Tous sujets vaillamment affrontés par les
pasteurs et paroissiens de l’Oratoire dans leur
esprit de libéralisme évangélique.
21e siècle
Ce magnifique bâtiment a été
construit au 17e siècle par les Oratoriens lancés
dans le grand mouvement catholique de la
Contre-Réforme. Il a été attribué aux
protestants par Napoléon qui voulait compenser
la destruction des temples lors de la Révocation
de l’Edit de Nantes. N’en regardez pas seulement
l’architecture. Une église n’est pas un bâtiment
de pierres anciennes et refroidies. Celles-ci
sont le cadre séculaire d’une Parole qui résonne
ici, notamment tous les dimanches et lors
d’autres cérémonies depuis sa construction, en
s’adaptant toujours à nouveau aux besoins et aux
recherches humaines des Parisiens. On ne pense
plus à Dieu, à la vie, à l’homme aujourd’hui
comme jadis. Et ce n’est pas seulement parce
qu’ici les protestants ont succédé aux
catholiques mais aussi parce que la réflexion
humaine évolue. Dieu est le même mais la manière
dont on en parle change. L’Oratoire est
résolument lancé dans une recherche protestante
libérale.
Le libéralisme est une manière d’aborder dans
un esprit libre et de manière historique et
critique les doctrines chrétiennes et la lecture
de la Bible. Il est né avec les Lumières du 18e siècle, notamment
Voltaire et Rousseau.
Voltaire, mourant, griffonne ces derniers
mots : « Je meurs en adorant Dieu, en
aimant mes amis, en ne haïssant pas mes ennemis,
en détestant la superstition. »
Jean-Jacques Rousseau, écrit une longue lettre à
l’archevêque de Paris :
« Monseigneur, je suis Chrétien, &
sincèrement Chrétien, selon la doctrine de
l'Évangile. Je suis Chrétien, non comme un
disciple des Prêtres, mais comme un disciple
de Jésus-Christ. Mon Maître [...] n'ordonnoit
de croire que ce qui étoit nécessaire pour
être bon. »
Le libéralisme s’est développé dans le
catholicisme avec, entre autres, Ernest Renan et
Alfred Loisy. Mais cette attitude de liberté
dans la réflexion spirituelle a effrayé les
autorités catholiques qui craignaient que l’on
se détourne de l’autorité du pape et de
l’Église. Elle effraye également les protestants
conservateurs et les évangéliques craignant que
l’on se détourne de l’inspiration divine de la
Bible et de l’enseignement traditionnel des
Réformateurs du 16e siècle. Nous ne partageons
pas la conviction des fondamentalistes,
catholiques ou protestants, qui enseignent qu’il
ne faut pas mettre en question les affirmations
considérées comme « fondamentales »
- qui sont en général la divinité du
Christ, sa naissance virginale, le sacrifice
substitutif de la croix, le retour glorieux du
Christ et le jugement dernier, la vérité
historique de la Bible.
L’Oratoire fait sienne la
tradition libérale. Le journal Evangile
et liberté en transmet mensuellement les idées.

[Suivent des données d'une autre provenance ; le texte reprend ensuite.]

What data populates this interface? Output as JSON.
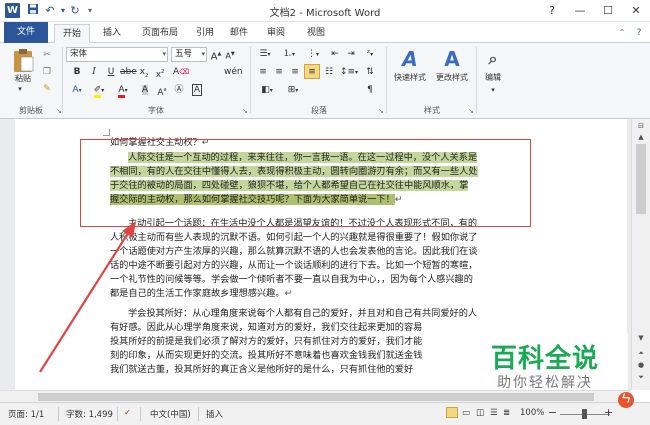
{
  "window": {
    "title": "文档2 - Microsoft Word",
    "app_icon": "W",
    "quick_access": [
      "save-icon",
      "undo-icon",
      "redo-icon",
      "customize-icon"
    ],
    "controls": {
      "help": "?",
      "minimize": "—",
      "maximize": "☐",
      "close": "✕"
    }
  },
  "tabs": [
    {
      "label": "文件",
      "active": false,
      "file": true
    },
    {
      "label": "开始",
      "active": true
    },
    {
      "label": "插入",
      "active": false
    },
    {
      "label": "页面布局",
      "active": false
    },
    {
      "label": "引用",
      "active": false
    },
    {
      "label": "邮件",
      "active": false
    },
    {
      "label": "审阅",
      "active": false
    },
    {
      "label": "视图",
      "active": false
    }
  ],
  "ribbon": {
    "clipboard": {
      "paste_label": "粘贴",
      "group_label": "剪贴板"
    },
    "font": {
      "font_name": "宋体",
      "font_size": "五号",
      "size_unit": "wén",
      "group_label": "字体"
    },
    "paragraph": {
      "group_label": "段落"
    },
    "styles": {
      "quick_styles_label": "快速样式",
      "change_styles_label": "更改样式",
      "group_label": "样式"
    },
    "editing": {
      "label": "编辑"
    }
  },
  "document": {
    "lines": [
      {
        "text": "如何掌握社交主动权？",
        "highlight": false
      },
      {
        "text": "人际交往是一个互动的过程，来来往往，你一言我一语。在这一过程中，没个人关系是",
        "highlight": true
      },
      {
        "text": "不相同，有的人在交往中懂得人去，表现得积极主动，圆转向圈游刃有余；而又有一些人处",
        "highlight": true
      },
      {
        "text": "于交往的被动的局面，四处碰壁，狼狈不堪，给个人都希望自己在社交往中能风顺水，掌",
        "highlight": true
      },
      {
        "text": "握交际的主动权，那么如何掌握社交技巧呢？下面为大家简单说一下！",
        "highlight": true
      },
      {
        "text": "主动引起一个话题：在生活中没个人都是渴望友谊的！不过没个人表现形式不同，有的",
        "highlight": false
      },
      {
        "text": "人积极主动而有些人表现的沉默不语。如何引起一个人的兴趣就是得很重要了！假如你说了",
        "highlight": false
      },
      {
        "text": "一个话题使对方产生浓厚的兴趣，那么就算沉默不语的人也会发表他的言论。因此我们在谈",
        "highlight": false
      },
      {
        "text": "话的中途不断要引起对方的兴趣，从而让一个谈话顺利的进行下去。比如一个短暂的寒暄，",
        "highlight": false
      },
      {
        "text": "一个礼节性的问候等等。学会做一个倾听者不要一直以自我为中心，，因为每个人感兴趣的",
        "highlight": false
      },
      {
        "text": "都是自己的生活工作家庭故乡理想感兴趣。",
        "highlight": false
      },
      {
        "text": "学会投其所好：从心理角度来说每个人都有自己的爱好，并且对和自己有共同爱好的人",
        "highlight": false
      },
      {
        "text": "有好感。因此从心理学角度来说，知道对方的爱好，我们交往起来更加的容易",
        "highlight": false
      },
      {
        "text": "投其所好的前提是我们必须了解对方的爱好，只有抓住对方的爱好，我们才能",
        "highlight": false
      },
      {
        "text": "刻的印象，从而实现更好的交流。投其所好不意味着也喜欢金钱我们就送金钱",
        "highlight": false
      },
      {
        "text": "我们就送古董，投其所好的真正含义是他所好的是什么，只有抓住他的爱好",
        "highlight": false
      }
    ]
  },
  "statusbar": {
    "page": "页面: 1/1",
    "words": "字数: 1,499",
    "language": "中文(中国)",
    "mode": "插入",
    "zoom": "100%",
    "zoom_minus": "−",
    "zoom_plus": "+"
  },
  "watermark": {
    "title": "百科全说",
    "subtitle": "助你轻松解决",
    "logo_char": "ㄣ"
  },
  "colors": {
    "accent": "#2b579a",
    "highlight": "#c3d69b",
    "annotation": "#e04545",
    "watermark_green": "#1aaa55"
  }
}
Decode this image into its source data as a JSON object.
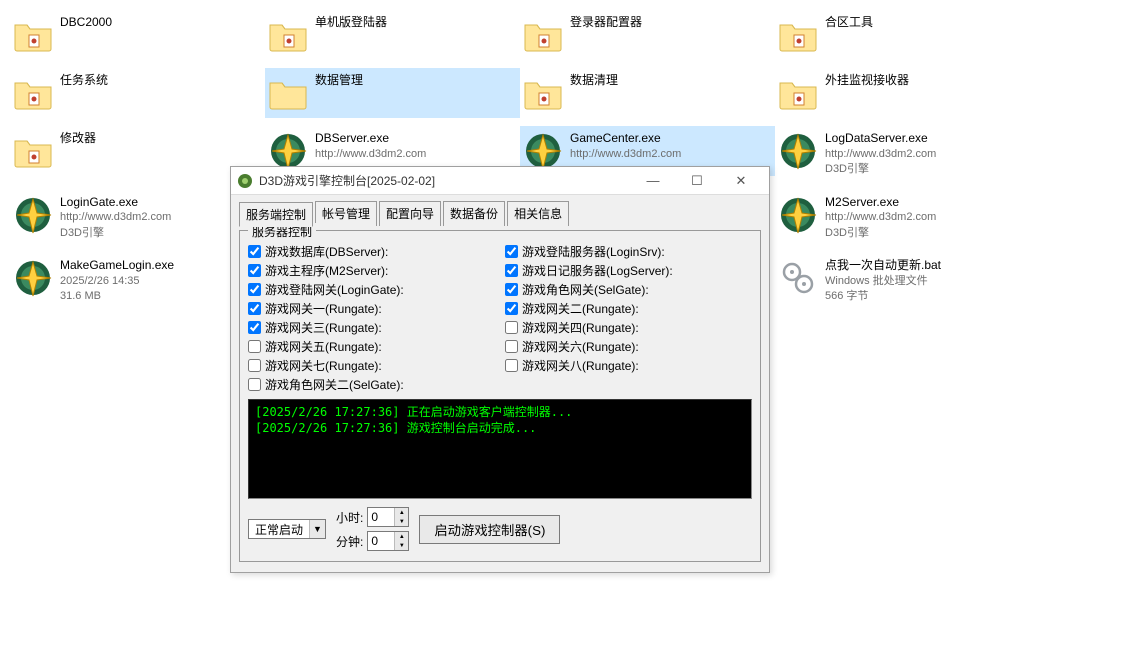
{
  "explorer": {
    "items": [
      {
        "type": "folder",
        "variant": "dot",
        "name": "DBC2000",
        "row": 1,
        "col": 1
      },
      {
        "type": "folder",
        "variant": "dot",
        "name": "单机版登陆器",
        "row": 1,
        "col": 2
      },
      {
        "type": "folder",
        "variant": "dot",
        "name": "登录器配置器",
        "row": 1,
        "col": 3
      },
      {
        "type": "folder",
        "variant": "dot",
        "name": "合区工具",
        "row": 1,
        "col": 4
      },
      {
        "type": "folder",
        "variant": "dot",
        "name": "任务系统",
        "row": 2,
        "col": 1
      },
      {
        "type": "folder",
        "variant": "plain",
        "name": "数据管理",
        "row": 2,
        "col": 2,
        "selected": true
      },
      {
        "type": "folder",
        "variant": "dot",
        "name": "数据清理",
        "row": 2,
        "col": 3
      },
      {
        "type": "folder",
        "variant": "dot",
        "name": "外挂监视接收器",
        "row": 2,
        "col": 4
      },
      {
        "type": "folder",
        "variant": "dot",
        "name": "修改器",
        "row": 3,
        "col": 1
      },
      {
        "type": "exe",
        "name": "DBServer.exe",
        "sub1": "http://www.d3dm2.com",
        "row": 3,
        "col": 2
      },
      {
        "type": "exe",
        "name": "GameCenter.exe",
        "sub1": "http://www.d3dm2.com",
        "row": 3,
        "col": 3,
        "selected": true
      },
      {
        "type": "exe",
        "name": "LogDataServer.exe",
        "sub1": "http://www.d3dm2.com",
        "sub2": "D3D引擎",
        "row": 3,
        "col": 4
      },
      {
        "type": "exe",
        "name": "LoginGate.exe",
        "sub1": "http://www.d3dm2.com",
        "sub2": "D3D引擎",
        "row": 4,
        "col": 1
      },
      {
        "type": "exe",
        "name": "M2Server.exe",
        "sub1": "http://www.d3dm2.com",
        "sub2": "D3D引擎",
        "row": 4,
        "col": 4
      },
      {
        "type": "exe",
        "name": "MakeGameLogin.exe",
        "sub1": "2025/2/26 14:35",
        "sub2": "31.6 MB",
        "row": 5,
        "col": 1
      },
      {
        "type": "bat",
        "name": "点我一次自动更新.bat",
        "sub1": "Windows 批处理文件",
        "sub2": "566 字节",
        "row": 5,
        "col": 4
      }
    ]
  },
  "dialog": {
    "title": "D3D游戏引擎控制台[2025-02-02]",
    "tabs": [
      "服务端控制",
      "帐号管理",
      "配置向导",
      "数据备份",
      "相关信息"
    ],
    "active_tab": 0,
    "group_title": "服务器控制",
    "checks": [
      {
        "label": "游戏数据库(DBServer):",
        "checked": true
      },
      {
        "label": "游戏登陆服务器(LoginSrv):",
        "checked": true
      },
      {
        "label": "游戏主程序(M2Server):",
        "checked": true
      },
      {
        "label": "游戏日记服务器(LogServer):",
        "checked": true
      },
      {
        "label": "游戏登陆网关(LoginGate):",
        "checked": true
      },
      {
        "label": "游戏角色网关(SelGate):",
        "checked": true
      },
      {
        "label": "游戏网关一(Rungate):",
        "checked": true
      },
      {
        "label": "游戏网关二(Rungate):",
        "checked": true
      },
      {
        "label": "游戏网关三(Rungate):",
        "checked": true
      },
      {
        "label": "游戏网关四(Rungate):",
        "checked": false
      },
      {
        "label": "游戏网关五(Rungate):",
        "checked": false
      },
      {
        "label": "游戏网关六(Rungate):",
        "checked": false
      },
      {
        "label": "游戏网关七(Rungate):",
        "checked": false
      },
      {
        "label": "游戏网关八(Rungate):",
        "checked": false
      },
      {
        "label": "游戏角色网关二(SelGate):",
        "checked": false
      }
    ],
    "console": [
      "[2025/2/26 17:27:36] 正在启动游戏客户端控制器...",
      "[2025/2/26 17:27:36] 游戏控制台启动完成..."
    ],
    "combo_value": "正常启动",
    "hour_label": "小时:",
    "hour_value": "0",
    "minute_label": "分钟:",
    "minute_value": "0",
    "start_btn": "启动游戏控制器(S)"
  }
}
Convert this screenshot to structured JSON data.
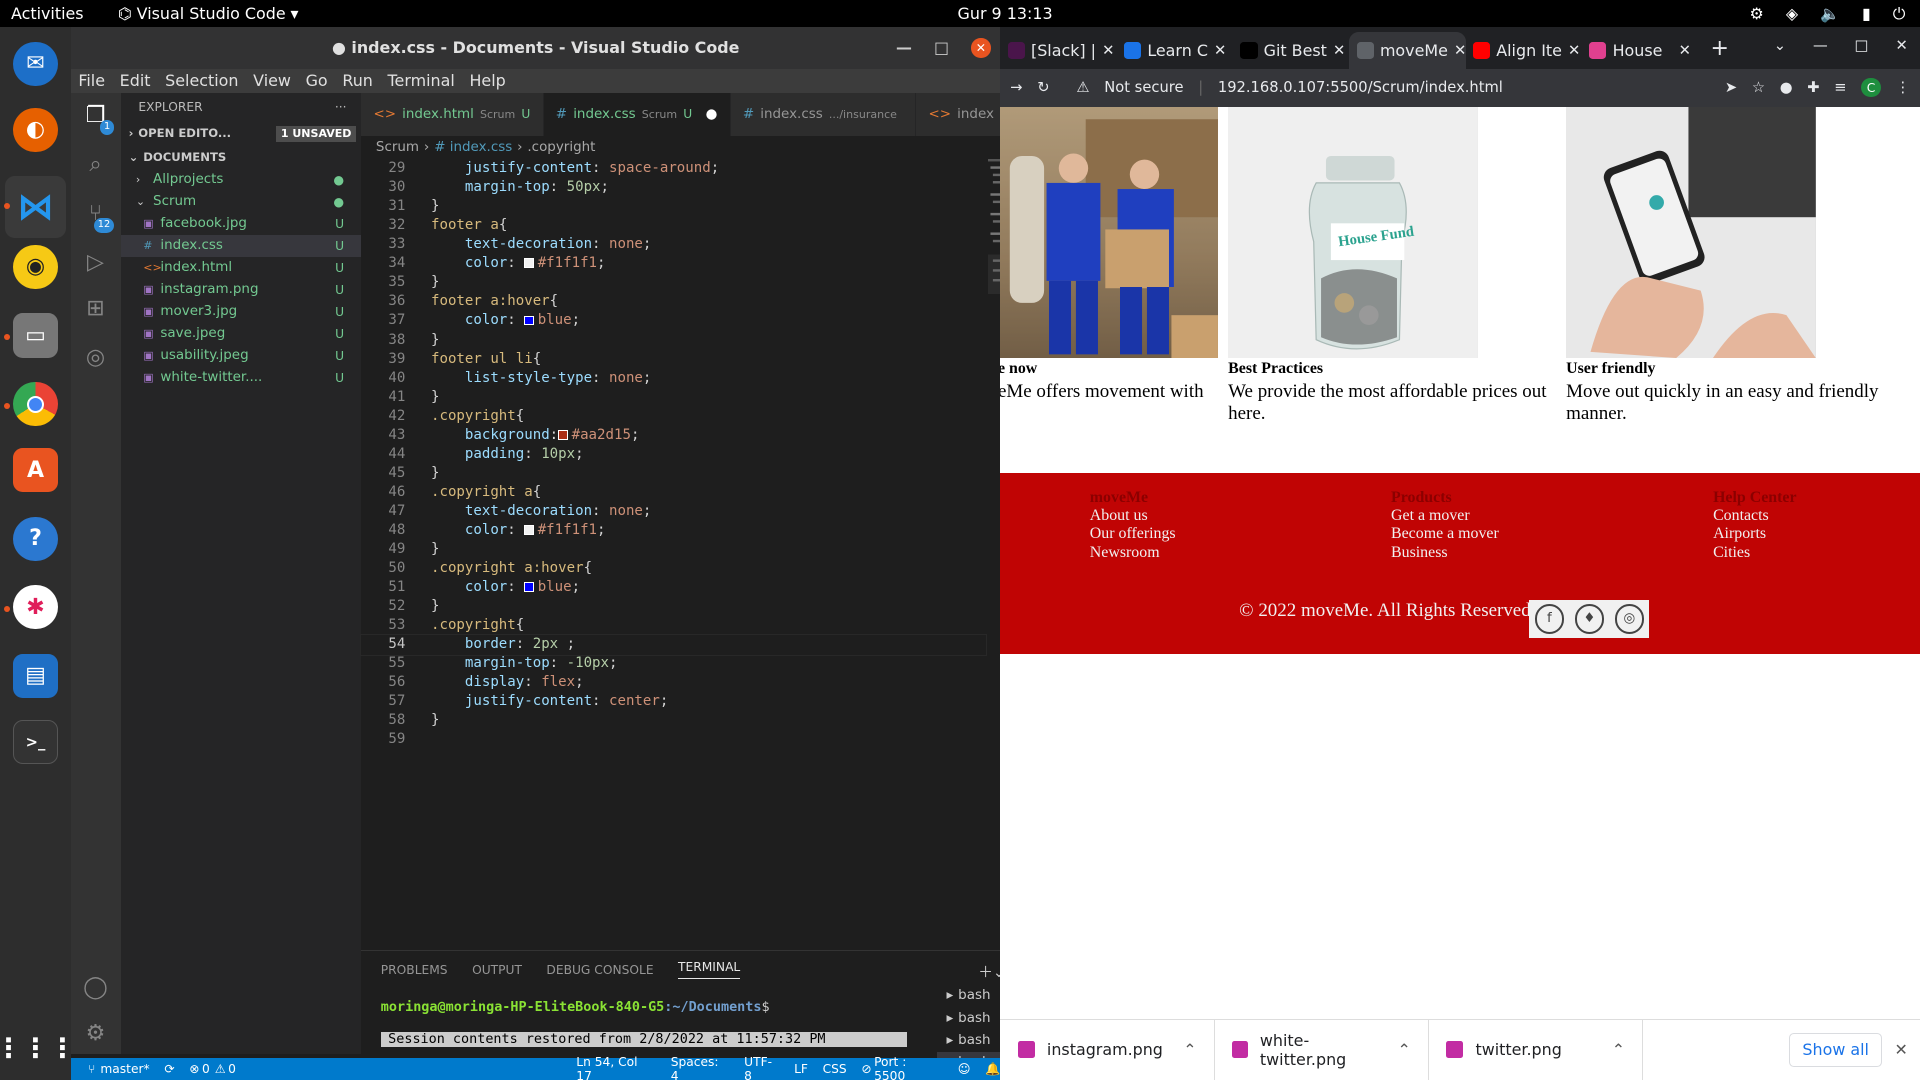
{
  "topbar": {
    "activities": "Activities",
    "app": "Visual Studio Code",
    "clock": "Gur 9  13:13"
  },
  "vscode": {
    "title": "● index.css - Documents - Visual Studio Code",
    "menu": [
      "File",
      "Edit",
      "Selection",
      "View",
      "Go",
      "Run",
      "Terminal",
      "Help"
    ],
    "explorer_label": "EXPLORER",
    "open_editors": "OPEN EDITO...",
    "unsaved": "1 UNSAVED",
    "documents": "DOCUMENTS",
    "tree": [
      {
        "name": "Allprojects",
        "type": "folder",
        "status": "●"
      },
      {
        "name": "Scrum",
        "type": "folder-open",
        "status": "●"
      },
      {
        "name": "facebook.jpg",
        "type": "img",
        "status": "U"
      },
      {
        "name": "index.css",
        "type": "css",
        "status": "U"
      },
      {
        "name": "index.html",
        "type": "html",
        "status": "U"
      },
      {
        "name": "instagram.png",
        "type": "img",
        "status": "U"
      },
      {
        "name": "mover3.jpg",
        "type": "img",
        "status": "U"
      },
      {
        "name": "save.jpeg",
        "type": "img",
        "status": "U"
      },
      {
        "name": "usability.jpeg",
        "type": "img",
        "status": "U"
      },
      {
        "name": "white-twitter....",
        "type": "img",
        "status": "U"
      }
    ],
    "tabs": [
      {
        "label": "index.html",
        "sub": "Scrum",
        "status": "U",
        "type": "html"
      },
      {
        "label": "index.css",
        "sub": "Scrum",
        "status": "U",
        "type": "css",
        "active": true
      },
      {
        "label": "index.css",
        "sub": ".../insurance",
        "status": "",
        "type": "css"
      },
      {
        "label": "index",
        "sub": "",
        "status": "",
        "type": "html"
      }
    ],
    "breadcrumb": [
      "Scrum",
      "# index.css",
      ".copyright"
    ],
    "code": [
      {
        "n": 29,
        "t": [
          [
            "    ",
            ""
          ],
          [
            "justify-content",
            "prop"
          ],
          [
            ": ",
            "pun"
          ],
          [
            "space-around",
            "val"
          ],
          [
            ";",
            "pun"
          ]
        ]
      },
      {
        "n": 30,
        "t": [
          [
            "    ",
            ""
          ],
          [
            "margin-top",
            "prop"
          ],
          [
            ": ",
            "pun"
          ],
          [
            "50px",
            "num"
          ],
          [
            ";",
            "pun"
          ]
        ]
      },
      {
        "n": 31,
        "t": [
          [
            "}",
            "pun"
          ]
        ]
      },
      {
        "n": 32,
        "t": [
          [
            "footer a",
            "sel"
          ],
          [
            "{",
            "pun"
          ]
        ]
      },
      {
        "n": 33,
        "t": [
          [
            "    ",
            ""
          ],
          [
            "text-decoration",
            "prop"
          ],
          [
            ": ",
            "pun"
          ],
          [
            "none",
            "val"
          ],
          [
            ";",
            "pun"
          ]
        ]
      },
      {
        "n": 34,
        "t": [
          [
            "    ",
            ""
          ],
          [
            "color",
            "prop"
          ],
          [
            ": ",
            "pun"
          ],
          [
            "#f1f1f1",
            "val",
            "#f1f1f1"
          ],
          [
            ";",
            "pun"
          ]
        ]
      },
      {
        "n": 35,
        "t": [
          [
            "}",
            "pun"
          ]
        ]
      },
      {
        "n": 36,
        "t": [
          [
            "footer a:hover",
            "sel"
          ],
          [
            "{",
            "pun"
          ]
        ]
      },
      {
        "n": 37,
        "t": [
          [
            "    ",
            ""
          ],
          [
            "color",
            "prop"
          ],
          [
            ": ",
            "pun"
          ],
          [
            "blue",
            "val",
            "#0000ff"
          ],
          [
            ";",
            "pun"
          ]
        ]
      },
      {
        "n": 38,
        "t": [
          [
            "}",
            "pun"
          ]
        ]
      },
      {
        "n": 39,
        "t": [
          [
            "footer ul li",
            "sel"
          ],
          [
            "{",
            "pun"
          ]
        ]
      },
      {
        "n": 40,
        "t": [
          [
            "    ",
            ""
          ],
          [
            "list-style-type",
            "prop"
          ],
          [
            ": ",
            "pun"
          ],
          [
            "none",
            "val"
          ],
          [
            ";",
            "pun"
          ]
        ]
      },
      {
        "n": 41,
        "t": [
          [
            "}",
            "pun"
          ]
        ]
      },
      {
        "n": 42,
        "t": [
          [
            ".copyright",
            "sel"
          ],
          [
            "{",
            "pun"
          ]
        ]
      },
      {
        "n": 43,
        "t": [
          [
            "    ",
            ""
          ],
          [
            "background",
            "prop"
          ],
          [
            ":",
            "pun"
          ],
          [
            "#aa2d15",
            "val",
            "#aa2d15"
          ],
          [
            ";",
            "pun"
          ]
        ]
      },
      {
        "n": 44,
        "t": [
          [
            "    ",
            ""
          ],
          [
            "padding",
            "prop"
          ],
          [
            ": ",
            "pun"
          ],
          [
            "10px",
            "num"
          ],
          [
            ";",
            "pun"
          ]
        ]
      },
      {
        "n": 45,
        "t": [
          [
            "}",
            "pun"
          ]
        ]
      },
      {
        "n": 46,
        "t": [
          [
            ".copyright a",
            "sel"
          ],
          [
            "{",
            "pun"
          ]
        ]
      },
      {
        "n": 47,
        "t": [
          [
            "    ",
            ""
          ],
          [
            "text-decoration",
            "prop"
          ],
          [
            ": ",
            "pun"
          ],
          [
            "none",
            "val"
          ],
          [
            ";",
            "pun"
          ]
        ]
      },
      {
        "n": 48,
        "t": [
          [
            "    ",
            ""
          ],
          [
            "color",
            "prop"
          ],
          [
            ": ",
            "pun"
          ],
          [
            "#f1f1f1",
            "val",
            "#f1f1f1"
          ],
          [
            ";",
            "pun"
          ]
        ]
      },
      {
        "n": 49,
        "t": [
          [
            "}",
            "pun"
          ]
        ]
      },
      {
        "n": 50,
        "t": [
          [
            ".copyright a:hover",
            "sel"
          ],
          [
            "{",
            "pun"
          ]
        ]
      },
      {
        "n": 51,
        "t": [
          [
            "    ",
            ""
          ],
          [
            "color",
            "prop"
          ],
          [
            ": ",
            "pun"
          ],
          [
            "blue",
            "val",
            "#0000ff"
          ],
          [
            ";",
            "pun"
          ]
        ]
      },
      {
        "n": 52,
        "t": [
          [
            "}",
            "pun"
          ]
        ]
      },
      {
        "n": 53,
        "t": [
          [
            ".copyright",
            "sel"
          ],
          [
            "{",
            "pun"
          ]
        ]
      },
      {
        "n": 54,
        "t": [
          [
            "    ",
            ""
          ],
          [
            "border",
            "prop"
          ],
          [
            ": ",
            "pun"
          ],
          [
            "2px",
            "num"
          ],
          [
            " ;",
            "pun"
          ]
        ],
        "cur": true
      },
      {
        "n": 55,
        "t": [
          [
            "    ",
            ""
          ],
          [
            "margin-top",
            "prop"
          ],
          [
            ": ",
            "pun"
          ],
          [
            "-10px",
            "num"
          ],
          [
            ";",
            "pun"
          ]
        ]
      },
      {
        "n": 56,
        "t": [
          [
            "    ",
            ""
          ],
          [
            "display",
            "prop"
          ],
          [
            ": ",
            "pun"
          ],
          [
            "flex",
            "val"
          ],
          [
            ";",
            "pun"
          ]
        ]
      },
      {
        "n": 57,
        "t": [
          [
            "    ",
            ""
          ],
          [
            "justify-content",
            "prop"
          ],
          [
            ": ",
            "pun"
          ],
          [
            "center",
            "val"
          ],
          [
            ";",
            "pun"
          ]
        ]
      },
      {
        "n": 58,
        "t": [
          [
            "}",
            "pun"
          ]
        ]
      },
      {
        "n": 59,
        "t": []
      }
    ],
    "panel_tabs": [
      "PROBLEMS",
      "OUTPUT",
      "DEBUG CONSOLE",
      "TERMINAL"
    ],
    "terminal": {
      "prompt_user": "moringa@moringa-HP-EliteBook-840-G5",
      "prompt_path": ":~/Documents",
      "prompt_end": "$",
      "restored": "Session contents restored from 2/8/2022 at 11:57:32 PM"
    },
    "term_list": [
      "bash",
      "bash",
      "bash",
      "bash"
    ],
    "status": {
      "branch": "master*",
      "errors": "0",
      "warnings": "0",
      "position": "Ln 54, Col 17",
      "spaces": "Spaces: 4",
      "encoding": "UTF-8",
      "eol": "LF",
      "lang": "CSS",
      "port": "Port : 5500"
    }
  },
  "chrome": {
    "tabs": [
      {
        "label": "[Slack] |",
        "icon_color": "#4a154b"
      },
      {
        "label": "Learn C",
        "icon_color": "#1a73e8"
      },
      {
        "label": "Git Best",
        "icon_color": "#000000"
      },
      {
        "label": "moveMe",
        "icon_color": "#5f6368",
        "active": true
      },
      {
        "label": "Align Ite",
        "icon_color": "#ff0000"
      },
      {
        "label": "House",
        "icon_color": "#e0408f"
      }
    ],
    "not_secure": "Not secure",
    "url": "192.168.0.107:5500/Scrum/index.html",
    "page": {
      "cards": [
        {
          "title": "e now",
          "desc": "eMe offers movement with"
        },
        {
          "title": "Best Practices",
          "desc": "We provide the most affordable prices out here."
        },
        {
          "title": "User friendly",
          "desc": "Move out quickly in an easy and friendly manner."
        }
      ],
      "jar_label": "House Fund",
      "footer": [
        {
          "head": "moveMe",
          "links": [
            "About us",
            "Our offerings",
            "Newsroom"
          ]
        },
        {
          "head": "Products",
          "links": [
            "Get a mover",
            "Become a mover",
            "Business"
          ]
        },
        {
          "head": "Help Center",
          "links": [
            "Contacts",
            "Airports",
            "Cities"
          ]
        }
      ],
      "copyright": "© 2022 moveMe. All Rights Reserved"
    },
    "downloads": [
      "instagram.png",
      "white-twitter.png",
      "twitter.png"
    ],
    "show_all": "Show all"
  }
}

Je cite le résumé de sa spiritualité :
Par souci de vérité et de fidélité au message
évangélique, refusant tout système
autoritaire, nous affirmons :
- La primauté
de la foi sur les doctrines. Nous n’aimons pas
les vérités intangibles qui prétendent
enfermer le divin dans une expression
définitive.
- La vocation
de l’homme à la liberté. La constante
nécessité d’une critique réformatrice. Les
textes bibliques sont le produit de contextes
particuliers et n’apportent pas des réponses
toutes faites aux questions
d’aujourd’hui : ils sont à interpréter.
- La valeur
relative des institutions ecclésiastiques. Les
Églises, en tant qu’institutions, sont utiles
pour aider chacun à forger ses convictions,
mais elles n’ont pas à imposer des normes de
croyance ou de comportement.
- Notre désir
de réaliser une active fraternité entre les
hommes et les femmes qui sont toutes et tous,
sans distinction, enfants de Dieu. Le service
du prochain nous paraît toujours supérieur à
l’exactitude des discours sur Dieu. Nous
sommes des croyants optimistes. Nous voulons
être une école de la tolérance : nous ne
condamnons pas ce qui nous est étranger et
nous reconnaissons la valeur de l’autre.
Nous voulons être attentifs aux questions
d’aujourd’hui plutôt qu’aux réponses d’hier.
Favoriser le dialogue entre les religions et
l’athéisme, avec les cultures contemporaines,
au lieu de se résigner à un choc des cultures.